Voices

God cares nothing for our algorithms

Embracing the random can open us up to the agitations of the Holy Spirit.

In my teenage years, I was a baseball-career-pursuing, video-game-playing, city-dwelling, six-foot-tall (even taller in my mind) consumer of the world around me. That world was the South Side of Chicago. Every day I woke up, rode my bike to the field to practice to make the White Sox, came home and watched the White Sox game (sometimes they won!), and Sega Genesis’d myself into the late night pretending I was on the White Sox. It was a good life, and in what we’ll graciously call a chaotic childhood, it provided a much needed rhythm and stability.

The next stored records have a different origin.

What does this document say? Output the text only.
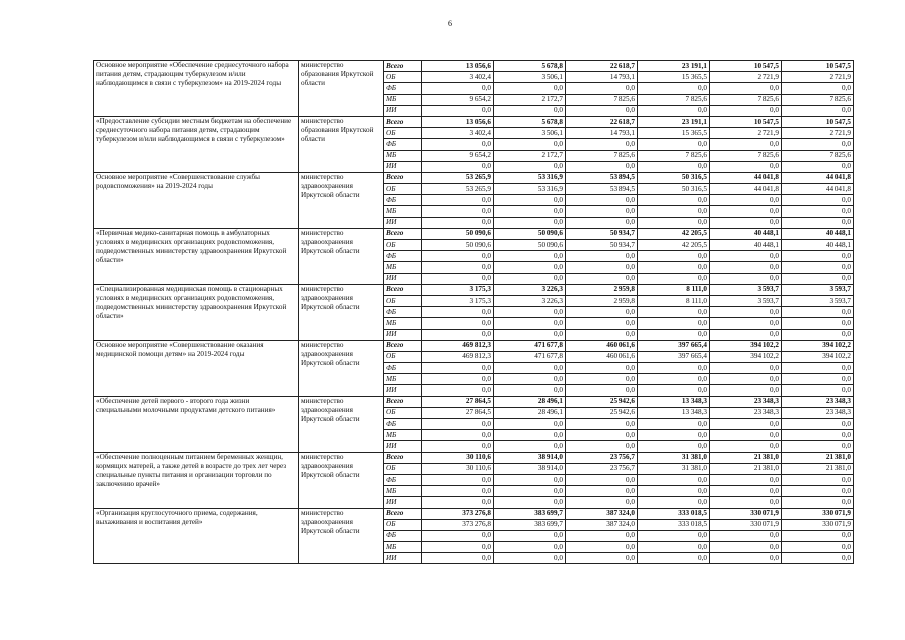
6
Основное мероприятие «Обеспечение среднесуточного набора питания детям, страдающим туберкулезом и/или наблюдающимся в связи с туберкулезом» на 2019-2024 годы	министерство образования Иркутской области	Всего	13 056,6	5 678,8	22 618,7	23 191,1	10 547,5	10 547,5
		ОБ	3 402,4	3 506,1	14 793,1	15 365,5	2 721,9	2 721,9
		ФБ	0,0	0,0	0,0	0,0	0,0	0,0
		МБ	9 654,2	2 172,7	7 825,6	7 825,6	7 825,6	7 825,6
		ИИ	0,0	0,0	0,0	0,0	0,0	0,0
«Предоставление субсидии местным бюджетам на обеспечение среднесуточного набора питания детям, страдающим туберкулезом и/или наблюдающимся в связи с туберкулезом»	министерство образования Иркутской области	Всего	13 056,6	5 678,8	22 618,7	23 191,1	10 547,5	10 547,5
		ОБ	3 402,4	3 506,1	14 793,1	15 365,5	2 721,9	2 721,9
		ФБ	0,0	0,0	0,0	0,0	0,0	0,0
		МБ	9 654,2	2 172,7	7 825,6	7 825,6	7 825,6	7 825,6
		ИИ	0,0	0,0	0,0	0,0	0,0	0,0
Основное мероприятие «Совершенствование службы родовспоможения» на 2019-2024 годы	министерство здравоохранения Иркутской области	Всего	53 265,9	53 316,9	53 894,5	50 316,5	44 041,8	44 041,8
		ОБ	53 265,9	53 316,9	53 894,5	50 316,5	44 041,8	44 041,8
		ФБ	0,0	0,0	0,0	0,0	0,0	0,0
		МБ	0,0	0,0	0,0	0,0	0,0	0,0
		ИИ	0,0	0,0	0,0	0,0	0,0	0,0
«Первичная медико-санитарная помощь в амбулаторных условиях в медицинских организациях родовспоможения, подведомственных министерству здравоохранения Иркутской области»	министерство здравоохранения Иркутской области	Всего	50 090,6	50 090,6	50 934,7	42 205,5	40 448,1	40 448,1
		ОБ	50 090,6	50 090,6	50 934,7	42 205,5	40 448,1	40 448,1
		ФБ	0,0	0,0	0,0	0,0	0,0	0,0
		МБ	0,0	0,0	0,0	0,0	0,0	0,0
		ИИ	0,0	0,0	0,0	0,0	0,0	0,0
«Специализированная медицинская помощь в стационарных условиях в медицинских организациях родовспоможения, подведомственных министерству здравоохранения Иркутской области»	министерство здравоохранения Иркутской области	Всего	3 175,3	3 226,3	2 959,8	8 111,0	3 593,7	3 593,7
		ОБ	3 175,3	3 226,3	2 959,8	8 111,0	3 593,7	3 593,7
		ФБ	0,0	0,0	0,0	0,0	0,0	0,0
		МБ	0,0	0,0	0,0	0,0	0,0	0,0
		ИИ	0,0	0,0	0,0	0,0	0,0	0,0
Основное мероприятие «Совершенствование оказания медицинской помощи детям» на 2019-2024 годы	министерство здравоохранения Иркутской области	Всего	469 812,3	471 677,8	460 061,6	397 665,4	394 102,2	394 102,2
		ОБ	469 812,3	471 677,8	460 061,6	397 665,4	394 102,2	394 102,2
		ФБ	0,0	0,0	0,0	0,0	0,0	0,0
		МБ	0,0	0,0	0,0	0,0	0,0	0,0
		ИИ	0,0	0,0	0,0	0,0	0,0	0,0
«Обеспечение детей первого - второго года жизни специальными молочными продуктами детского питания»	министерство здравоохранения Иркутской области	Всего	27 864,5	28 496,1	25 942,6	13 348,3	23 348,3	23 348,3
		ОБ	27 864,5	28 496,1	25 942,6	13 348,3	23 348,3	23 348,3
		ФБ	0,0	0,0	0,0	0,0	0,0	0,0
		МБ	0,0	0,0	0,0	0,0	0,0	0,0
		ИИ	0,0	0,0	0,0	0,0	0,0	0,0
«Обеспечение полноценным питанием беременных женщин, кормящих матерей, а также детей в возрасте до трех лет через специальные пункты питания и организации торговли по заключению врачей»	министерство здравоохранения Иркутской области	Всего	30 110,6	38 914,0	23 756,7	31 381,0	21 381,0	21 381,0
		ОБ	30 110,6	38 914,0	23 756,7	31 381,0	21 381,0	21 381,0
		ФБ	0,0	0,0	0,0	0,0	0,0	0,0
		МБ	0,0	0,0	0,0	0,0	0,0	0,0
		ИИ	0,0	0,0	0,0	0,0	0,0	0,0
«Организация круглосуточного приема, содержания, выхаживания и воспитания детей»	министерство здравоохранения Иркутской области	Всего	373 276,8	383 699,7	387 324,0	333 018,5	330 071,9	330 071,9
		ОБ	373 276,8	383 699,7	387 324,0	333 018,5	330 071,9	330 071,9
		ФБ	0,0	0,0	0,0	0,0	0,0	0,0
		МБ	0,0	0,0	0,0	0,0	0,0	0,0
		ИИ	0,0	0,0	0,0	0,0	0,0	0,0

And then my mother told me I was going to camp. It was actually worse than being told: she asked me in a way where I couldn’t say no—a mind trick I’m still learning as a parent—and I was devastated. Here I was, this seven-foot-tall specimen of a human, about to lose my summer; here were the White Sox, about to lose a statistically significant portion of their fan base. I didn’t ask for this. I didn’t want it. And when I returned home, I was certain that this experience had changed my life.

I had a ball! And even better: it set in motion events that have changed and remain part of my life. (Y’all, I hike now!) All of this from a seemingly random experience I wouldn’t have chosen for myself in a million years.